The government of Saint Lucia is distant from the truth, in consideration of the following:
“The current crisis has caused many business owners and investors to realize that they can operate remotely and that there’s no need to be based in the big cities. Saint Lucia’s high-speed broadband network and direct flights to the US and London enable easy access to the rest of the world. Our uncompromising commitment to the highest standards of good governance, coupled with favorable head office legislative provision, makes it attractive for companies to move their headquarters to Saint Lucia. We are still on track to meet our target of doubling our GDP in the next six years.
“Inflows from the program are placed into a national economic fund managed by an independent board and are used to build capacity, reduce debt, and make capital investments in Saint Lucia. “Everything that the country was focused on pre-COVID has become even more relevant now: investment in education, building an e-government platform, simplification of the tax regime, investment in infrastructure, modernization of the security force and of the judicial system, and broadening the tourism offering. The citizenship-by-investment program can be a key source of funding in helping us to facilitate these developments, which is why we are constantly and vigorously engaging with key external stakeholders, including governments and supra-national organizations, to ensure that our investors retain the international market access that drove their initial investment decision,” explains prime minister Allen Chastanet.

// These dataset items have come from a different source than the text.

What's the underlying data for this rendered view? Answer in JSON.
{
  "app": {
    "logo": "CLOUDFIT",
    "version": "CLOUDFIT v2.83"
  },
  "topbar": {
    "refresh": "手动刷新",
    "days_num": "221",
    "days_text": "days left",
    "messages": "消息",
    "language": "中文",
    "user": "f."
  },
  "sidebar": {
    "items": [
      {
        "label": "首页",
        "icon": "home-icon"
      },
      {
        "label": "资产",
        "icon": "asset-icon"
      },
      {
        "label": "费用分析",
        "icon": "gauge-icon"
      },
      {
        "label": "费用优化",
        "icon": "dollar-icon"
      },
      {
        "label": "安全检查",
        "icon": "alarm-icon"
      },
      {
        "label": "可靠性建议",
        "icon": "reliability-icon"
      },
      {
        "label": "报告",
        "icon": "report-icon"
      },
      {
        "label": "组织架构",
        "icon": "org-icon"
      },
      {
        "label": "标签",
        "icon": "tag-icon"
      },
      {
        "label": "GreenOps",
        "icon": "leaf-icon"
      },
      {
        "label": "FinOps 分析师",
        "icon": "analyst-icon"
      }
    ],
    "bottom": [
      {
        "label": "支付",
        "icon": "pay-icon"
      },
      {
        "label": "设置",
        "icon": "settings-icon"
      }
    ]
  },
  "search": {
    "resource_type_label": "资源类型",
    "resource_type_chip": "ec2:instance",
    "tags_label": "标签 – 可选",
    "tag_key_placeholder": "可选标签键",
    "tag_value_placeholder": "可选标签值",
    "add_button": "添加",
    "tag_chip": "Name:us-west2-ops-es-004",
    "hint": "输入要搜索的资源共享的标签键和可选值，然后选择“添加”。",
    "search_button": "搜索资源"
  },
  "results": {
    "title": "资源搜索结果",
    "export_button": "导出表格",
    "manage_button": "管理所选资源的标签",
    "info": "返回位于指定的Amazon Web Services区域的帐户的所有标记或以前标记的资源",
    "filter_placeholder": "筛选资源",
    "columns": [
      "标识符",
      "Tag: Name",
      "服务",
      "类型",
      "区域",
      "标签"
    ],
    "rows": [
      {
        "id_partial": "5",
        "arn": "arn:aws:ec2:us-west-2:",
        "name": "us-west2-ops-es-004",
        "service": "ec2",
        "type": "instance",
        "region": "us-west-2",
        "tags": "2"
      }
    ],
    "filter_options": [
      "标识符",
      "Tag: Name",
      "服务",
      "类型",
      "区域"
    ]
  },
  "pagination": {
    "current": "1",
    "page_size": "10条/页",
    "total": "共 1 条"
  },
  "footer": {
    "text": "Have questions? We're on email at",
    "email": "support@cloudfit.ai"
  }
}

Default trending in the fourth-quarter
The direction of the government of Saint Lucia towards the Export-Import Bank of the Republic of China appears awkward on many fronts. The influx of Chinese and so-called CIP projects in the south of the island, add to the mystery.
The aim is challenging in proportion, considering, representatives of the government of Saint Lucia who travelled to China and proposed a $100 million loan fail miserably. This followed a request to the government of Taiwan which remains on-hold pending the government of Saint Lucia attending to many fundamental requirements.
Besides, a snapshot of diplomatic relations between Taiwan and Saint Lucia, in brief, blinds this relationship, to the incompetence of the government of Saint Lucia’s foreign affairs. It is not only about disruptive politics, but a lack of a good sense of purpose and shattering decisions based on instinct showmanship.
The further challenge is the default trend of the government of Saint Lucia is entering dangerous territory in the fourth-quarter of budget allocations in 2021. There is also the consideration of general elections within that period.
In sum, attempting to borrow out of the current COVID-19 health and economic crisis, coupled with the inadequacies of governance and the application of filarious laws – is a unique opportunity to reshape the contours of Saint Lucia and restore order in the near future.